Syed describes the proposal as “heavily negotiated”. It was introduced after a previous version did not advance. If established, the five-member board, appointed by the governor, would assess prescription drug prices and establish upper payment limits to cap consumer costs. Pharmaceutical companies could argue their prices before limits are set. The board would also work to enhance medication access, particularly in rural and low-income areas.

The bill ties Illinois drug prices to Medicare’s new negotiating powers under the 2022 Inflation Reduction Act. Starting this year, Medicare, covering people 65 and over and those with disabilities, negotiated lower prices for 10 expensive drugs. For instance, Januvia, a diabetes drug, saw a price drop from $527 to $113 for a 30-day supply. Syed’s bill would use these Medicare-negotiated rates as upper payment limits in Illinois for all healthcare plans. Medicaid and some state employee health plans would need to opt-in separately for technical reasons.

The board cannot lower prices further on drugs already negotiated by Medicare but can ensure those drugs reach patients needing them. Anusha Thotakura of Citizen Action/Illinois, a group supporting Syed’s legislation, highlighted an April study showing Illinois overpays by more than $190 million for the 10 drugs influenced by Medicare rates. Opponents contest this figure, but Thotakura believes it shows a significant issue.

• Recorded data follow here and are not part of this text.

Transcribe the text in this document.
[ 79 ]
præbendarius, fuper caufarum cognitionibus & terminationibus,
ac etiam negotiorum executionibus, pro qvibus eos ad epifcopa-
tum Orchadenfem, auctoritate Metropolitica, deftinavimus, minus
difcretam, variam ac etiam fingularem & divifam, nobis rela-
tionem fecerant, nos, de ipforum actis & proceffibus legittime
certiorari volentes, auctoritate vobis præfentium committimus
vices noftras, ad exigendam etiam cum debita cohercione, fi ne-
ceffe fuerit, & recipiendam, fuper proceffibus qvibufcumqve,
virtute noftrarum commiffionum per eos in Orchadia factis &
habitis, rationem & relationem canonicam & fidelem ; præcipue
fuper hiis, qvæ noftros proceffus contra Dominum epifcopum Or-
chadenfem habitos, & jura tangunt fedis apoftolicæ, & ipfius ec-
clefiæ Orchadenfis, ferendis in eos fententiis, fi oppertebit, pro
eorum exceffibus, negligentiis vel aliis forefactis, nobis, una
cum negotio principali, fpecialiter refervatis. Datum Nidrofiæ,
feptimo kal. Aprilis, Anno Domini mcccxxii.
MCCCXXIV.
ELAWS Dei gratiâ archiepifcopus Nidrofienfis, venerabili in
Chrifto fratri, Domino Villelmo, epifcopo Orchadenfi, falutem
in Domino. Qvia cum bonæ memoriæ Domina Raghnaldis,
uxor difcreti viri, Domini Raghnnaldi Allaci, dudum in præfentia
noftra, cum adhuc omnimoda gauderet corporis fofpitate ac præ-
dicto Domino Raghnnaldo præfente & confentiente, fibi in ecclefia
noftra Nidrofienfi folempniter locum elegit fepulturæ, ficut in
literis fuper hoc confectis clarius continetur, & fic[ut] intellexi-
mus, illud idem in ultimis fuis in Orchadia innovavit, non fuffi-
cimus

The proposed board must include members experienced in healthcare, pharmacy, and clinical medicine but cannot include employees or consultants for drug manufacturers. Members would serve five-year terms, with staggered initial terms, and would be supported by a 15-member council appointed by the governor and legislative leaders. Board decisions could face appeals and potential judicial review. The Illinois attorney general “may” enforce the board’s regulations. Syed emphasized that any legal shortcomings can be fixed by the Illinois General Assembly.

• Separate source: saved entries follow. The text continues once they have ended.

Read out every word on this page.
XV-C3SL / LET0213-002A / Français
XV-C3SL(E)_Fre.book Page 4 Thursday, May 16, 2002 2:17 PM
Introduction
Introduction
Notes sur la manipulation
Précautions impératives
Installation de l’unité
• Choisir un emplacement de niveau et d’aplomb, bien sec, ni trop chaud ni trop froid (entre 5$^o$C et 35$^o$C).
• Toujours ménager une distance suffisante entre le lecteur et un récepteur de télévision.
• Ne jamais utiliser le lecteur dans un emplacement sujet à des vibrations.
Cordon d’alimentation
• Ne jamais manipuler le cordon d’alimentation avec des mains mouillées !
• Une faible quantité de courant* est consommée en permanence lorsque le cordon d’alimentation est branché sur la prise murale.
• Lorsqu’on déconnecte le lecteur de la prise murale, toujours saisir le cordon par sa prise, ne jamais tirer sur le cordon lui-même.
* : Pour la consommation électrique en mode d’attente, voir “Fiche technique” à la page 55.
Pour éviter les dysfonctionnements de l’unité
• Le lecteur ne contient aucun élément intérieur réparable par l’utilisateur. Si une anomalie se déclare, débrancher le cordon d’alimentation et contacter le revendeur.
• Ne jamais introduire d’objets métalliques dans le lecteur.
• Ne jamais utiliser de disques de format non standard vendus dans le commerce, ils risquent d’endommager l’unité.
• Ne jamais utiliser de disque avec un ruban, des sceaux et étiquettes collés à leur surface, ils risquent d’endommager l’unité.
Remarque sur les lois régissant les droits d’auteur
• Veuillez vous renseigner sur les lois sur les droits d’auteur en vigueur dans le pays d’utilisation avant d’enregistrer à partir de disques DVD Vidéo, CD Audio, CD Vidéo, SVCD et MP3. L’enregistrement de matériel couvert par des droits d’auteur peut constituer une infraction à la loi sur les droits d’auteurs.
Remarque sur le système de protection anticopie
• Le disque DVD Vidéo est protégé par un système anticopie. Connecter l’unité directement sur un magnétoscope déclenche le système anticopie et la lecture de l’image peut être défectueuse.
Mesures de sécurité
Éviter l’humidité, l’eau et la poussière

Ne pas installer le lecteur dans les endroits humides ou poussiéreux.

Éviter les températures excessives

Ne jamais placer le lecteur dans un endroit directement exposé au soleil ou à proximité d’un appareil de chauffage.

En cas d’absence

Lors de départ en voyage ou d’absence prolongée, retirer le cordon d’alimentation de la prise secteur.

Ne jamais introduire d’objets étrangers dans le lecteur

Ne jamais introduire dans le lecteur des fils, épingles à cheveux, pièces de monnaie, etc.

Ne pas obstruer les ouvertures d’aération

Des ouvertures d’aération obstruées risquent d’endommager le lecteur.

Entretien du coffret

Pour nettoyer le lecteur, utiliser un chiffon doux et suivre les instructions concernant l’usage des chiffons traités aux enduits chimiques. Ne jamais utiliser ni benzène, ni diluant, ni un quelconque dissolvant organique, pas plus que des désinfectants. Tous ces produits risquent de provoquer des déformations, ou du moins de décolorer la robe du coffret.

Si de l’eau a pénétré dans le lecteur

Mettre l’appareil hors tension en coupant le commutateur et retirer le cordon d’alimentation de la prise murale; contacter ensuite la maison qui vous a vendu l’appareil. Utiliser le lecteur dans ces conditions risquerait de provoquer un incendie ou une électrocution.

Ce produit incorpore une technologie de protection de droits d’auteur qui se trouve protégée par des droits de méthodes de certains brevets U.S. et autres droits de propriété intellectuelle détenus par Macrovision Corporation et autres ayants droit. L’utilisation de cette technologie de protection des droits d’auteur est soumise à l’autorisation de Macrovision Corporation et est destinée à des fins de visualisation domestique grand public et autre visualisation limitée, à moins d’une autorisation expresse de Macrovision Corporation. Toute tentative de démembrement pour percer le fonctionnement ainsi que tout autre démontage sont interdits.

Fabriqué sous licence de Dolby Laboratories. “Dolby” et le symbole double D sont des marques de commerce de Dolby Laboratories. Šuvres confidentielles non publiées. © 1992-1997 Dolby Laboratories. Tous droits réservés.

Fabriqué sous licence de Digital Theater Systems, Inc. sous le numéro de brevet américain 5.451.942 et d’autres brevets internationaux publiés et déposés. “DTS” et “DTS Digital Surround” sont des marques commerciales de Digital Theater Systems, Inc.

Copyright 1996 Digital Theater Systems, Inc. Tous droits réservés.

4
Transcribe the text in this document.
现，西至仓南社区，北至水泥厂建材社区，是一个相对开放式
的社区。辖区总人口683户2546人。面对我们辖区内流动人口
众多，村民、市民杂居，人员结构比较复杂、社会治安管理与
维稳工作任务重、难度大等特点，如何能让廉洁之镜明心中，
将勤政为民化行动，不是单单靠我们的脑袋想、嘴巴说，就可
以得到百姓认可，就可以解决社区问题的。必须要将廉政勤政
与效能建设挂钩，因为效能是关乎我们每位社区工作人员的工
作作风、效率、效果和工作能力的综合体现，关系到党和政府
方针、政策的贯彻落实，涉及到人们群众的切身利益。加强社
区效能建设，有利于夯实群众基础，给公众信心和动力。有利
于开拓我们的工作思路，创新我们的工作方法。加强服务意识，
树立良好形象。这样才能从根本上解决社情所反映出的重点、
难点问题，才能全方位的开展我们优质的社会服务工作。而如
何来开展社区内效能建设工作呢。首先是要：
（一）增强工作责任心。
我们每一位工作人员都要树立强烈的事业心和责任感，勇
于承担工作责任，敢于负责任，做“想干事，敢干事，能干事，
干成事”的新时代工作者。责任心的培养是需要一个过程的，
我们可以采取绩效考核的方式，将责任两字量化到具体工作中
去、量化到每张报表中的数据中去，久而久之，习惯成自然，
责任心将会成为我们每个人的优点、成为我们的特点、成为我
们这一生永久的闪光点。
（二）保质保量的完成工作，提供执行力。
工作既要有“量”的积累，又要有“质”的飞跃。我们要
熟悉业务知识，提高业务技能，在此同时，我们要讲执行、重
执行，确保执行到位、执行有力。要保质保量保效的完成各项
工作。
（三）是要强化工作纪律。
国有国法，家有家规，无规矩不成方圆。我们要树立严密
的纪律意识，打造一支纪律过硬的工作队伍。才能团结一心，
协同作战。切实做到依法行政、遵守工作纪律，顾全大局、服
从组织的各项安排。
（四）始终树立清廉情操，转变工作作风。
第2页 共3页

A dozen states have active Prescription Drug Affordability Boards (PDABs), with varied effectiveness. Some, like Colorado and Maryland, have empowered their boards to set upper payment limits. The Pharmaceutical Research and Manufacturers of America opposes the Illinois bill, claiming no state-level PDABs have delivered measurable savings. They also argue the Medicare framework isn’t designed for state-level application.

Deputy Republican Leader Ryan Spain opposed the bill, citing bureaucratic issues and the absence of a state agency to oversee the board. Spain believes the board should align with an existing state entity for efficiency. Syed responded that the board would operate independently, with operational costs projected at $750,000, and did not require inclusion in a department.

A spokesperson for Governor JB Pritzker did not disclose the governor’s stance on the proposal, saying only that the proposal is under review. Meanwhile, the legislature advanced another affordability measure endorsed by Pritzker. The Senate voted 46-12 to approve a bill banning “junk fees,” prohibiting businesses from advertising prices that omit mandatory fees or surcharges. This bill awaits Pritzker’s signature.